The administration is gearing up for another purge - this time, it wants to remove all the makers of petha, a unique and local sweet made of, believe it or not, the common vegetable, ash gourd. But will this be enough? Should it even be done?
What do we know of the state of the Taj discolouration? Is it extensive? Is it leading to irreversible damage?
Or is it about surface stains that can be cleaned? In its 1996 landmark judgment, the Supreme Court drew upon the petitioner lawyer M C Mehta's assessment, which it quoted as saying that the white marble had yellowed and blackened in places. "Yellow pallor pervades the entire monument.
In places the yellow hue is magnified by ugly brown and black spots and according to the petitioner the Taj is on its way to degradation due to atmospheric pollution."
This was when the court also had before it a scientific study, which contradicted this claim.
The government-appointed committee under the chairpersonship of S Varadarajan, the then chairperson of the Indian Petrochemicals, had commissioned Italian company Tecneco to study the impact of pollution on the Taj.
A petrographic, chemical and physical analysis of marble samples - from the Taj and also from the original quarries at Makrana in Jaipur - concluded that the cause of deterioration and black spots was not pollution, but microscopic algae.
Since then, there has been even less research on the causes of deterioration of the monument.
The studies only point to the extensive problem of pollution in the vicinity of the Taj and in the airshed of the trapezium.
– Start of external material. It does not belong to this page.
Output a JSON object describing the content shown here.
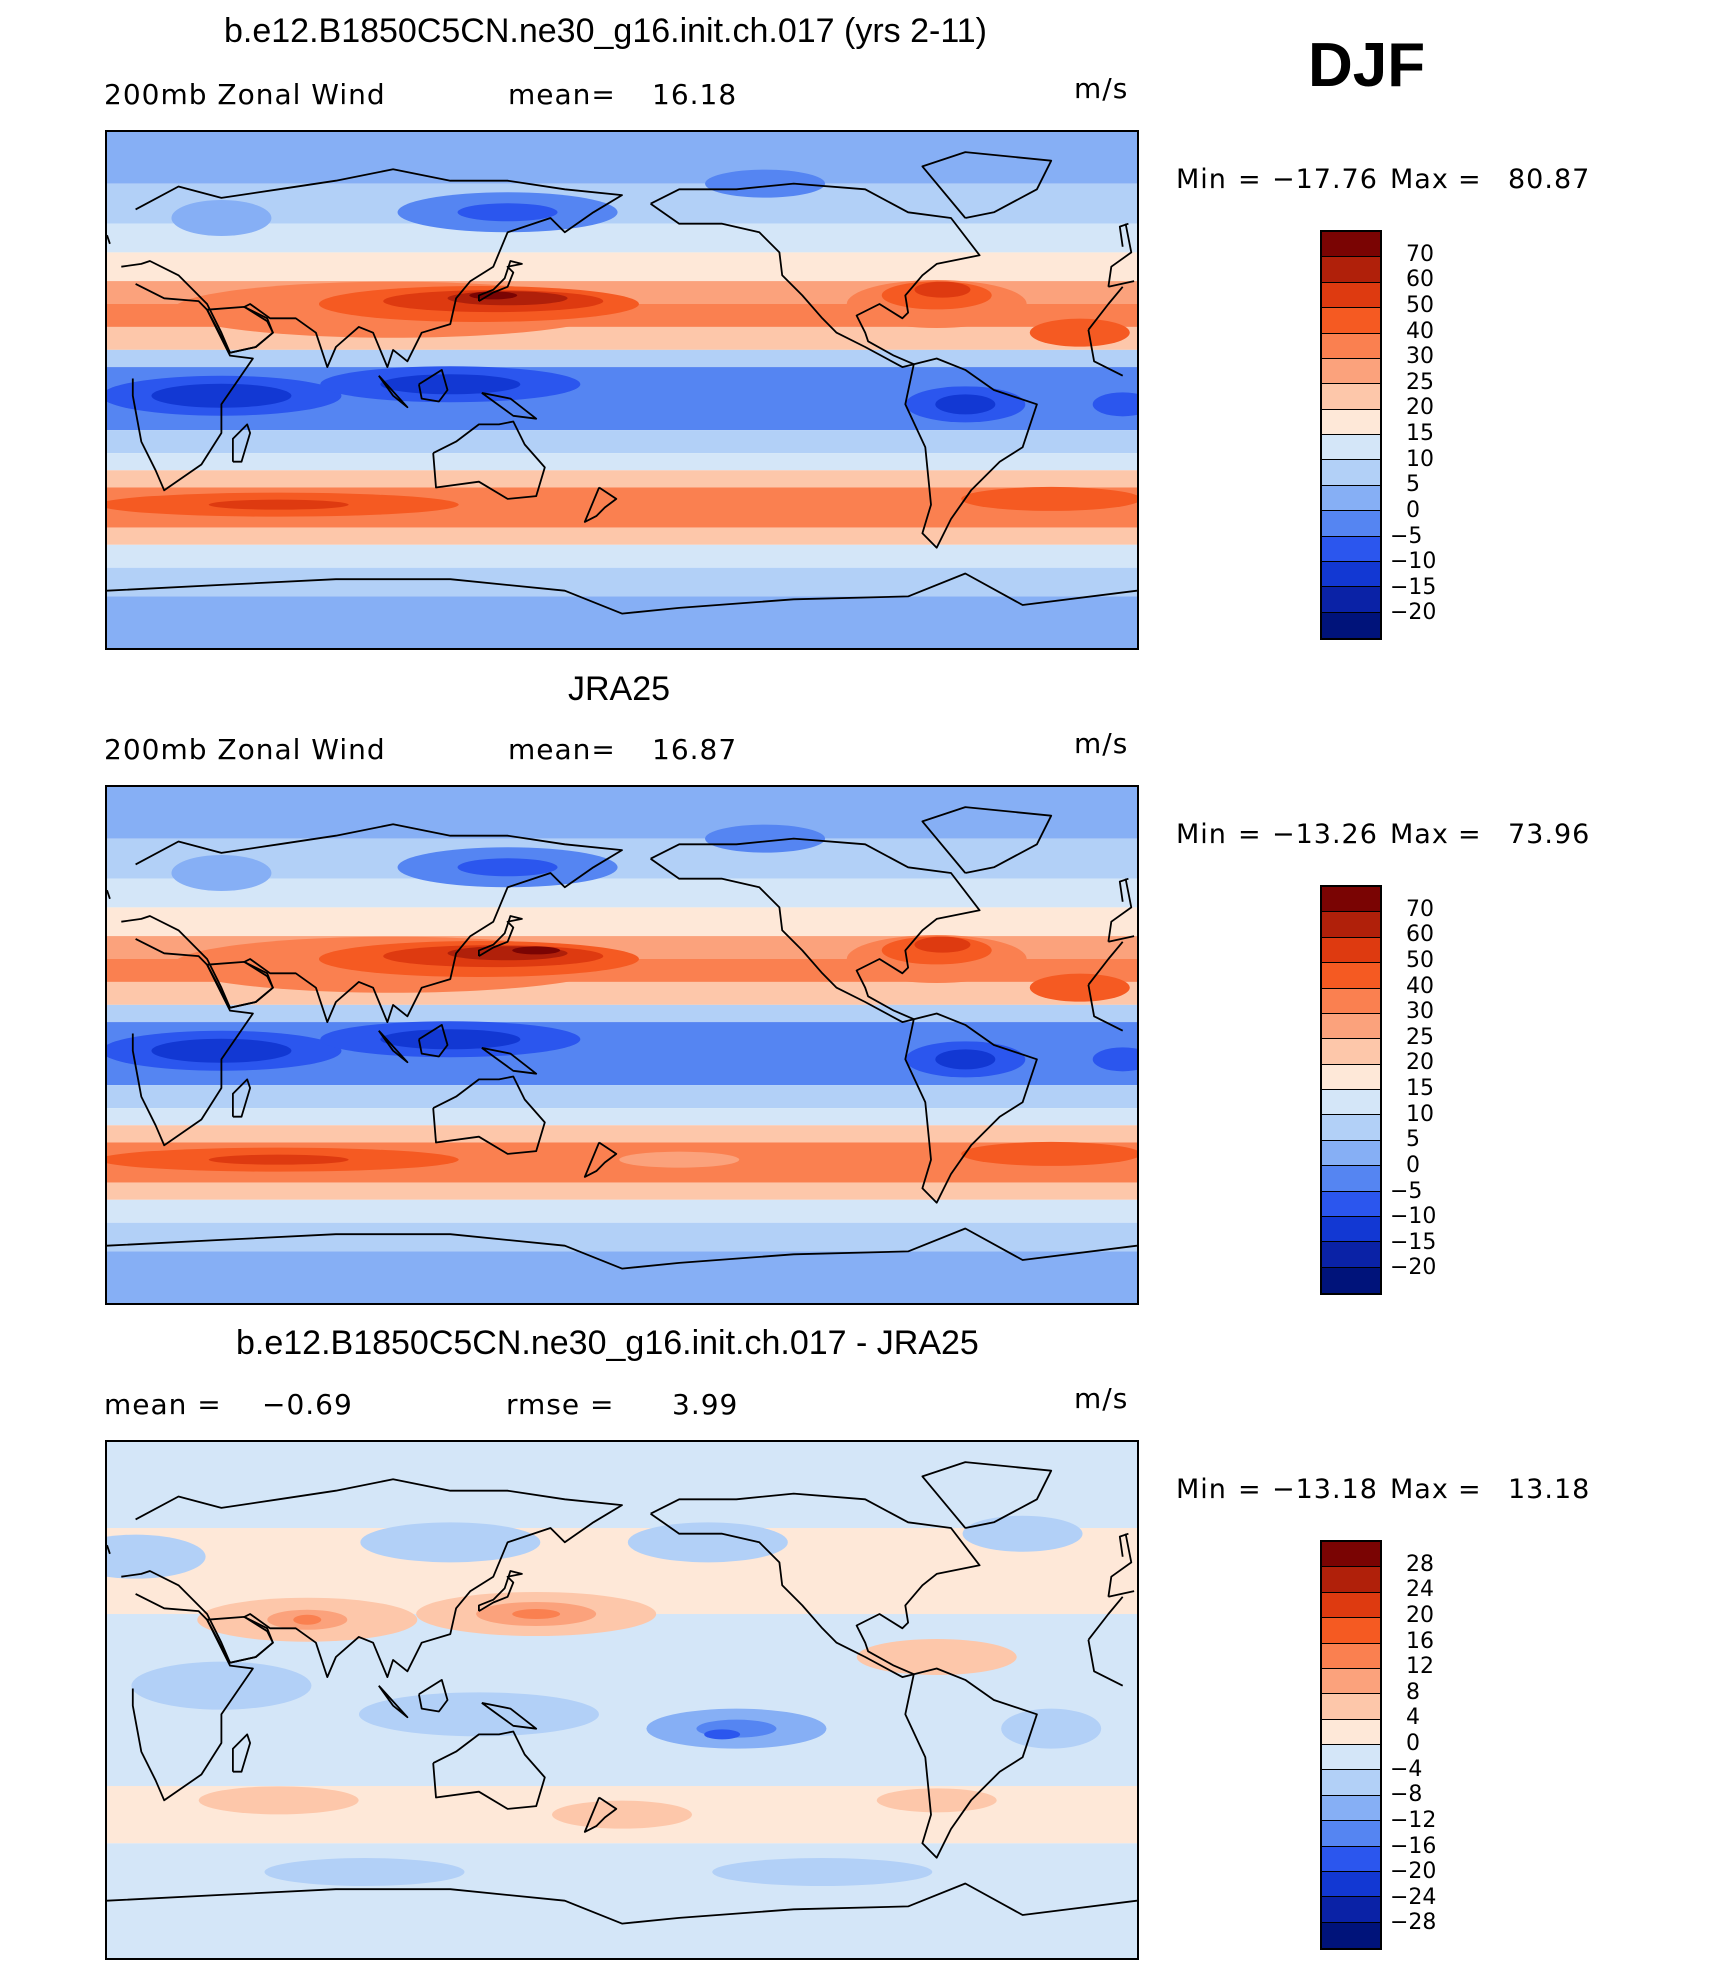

Clearly, this is not enough, and for two reasons.
One, we will not be able to fix the problem unless we know the underlying cause. While this may be enough to say that more must be done to control air pollution for the health of Agra residents, it is not enough to determine the actions needed to conserve the Taj.
It is time we had more clarity - otherwise, in another few decades discolouration will again be the headline and by then it may be too late to save the Taj.
Second, we will not be able to convince people of the actions that need to be taken unless we have information and evidence at hand.
The fact is that poor people in Agra have paid a big price to keep the environment of the Taj clean (or cleaner). Industries have been closed down, relocated and many lives disrupted and made poorer.
This was possible because the directions came from the Supreme Court, which was acting in the public interest.
But it was also possible because people who were impacted by these decisions were poor and powerless.
As India becomes richer, more literate or politically informed, it will be much more difficult to push through such necessary actions, without hard, credible data on the nature of the problem and the steps required to be taken.
The fact is that the Supreme Court directions to clean the Taj have had an impact. There is a drastic reduction in all pollutants between 2005, when natural gas became available, and 2012.
More importantly, pollution around the Taj - monitored by the Archaeological Survey of India and the Central Pollution Control Board - has reduced dramatically.
So the logical question is, why should the Taj still be under threat? Is it because there are new sources of pollution that were not accounted for in the earlier decisions?
Or is it because governments have not implemented the directions of the court yet? Or is it because the airshed is polluted and it is no longer enough to keep the quality of air close to the monument clean?
For instance, in Agra and Mathura vehicular traffic has imploded.
The city has not invested in public transport and even though compressed natural gas (CNG) is available it has not made optimum use of this clean fuel.
The question is to determine the cause so that action is deliberate and effective.
The fact is that if India has to reconcile the conflict between industrialisation and environmental sustainability, its technological and management choices will have to be built on good science. This is the absolute minimum.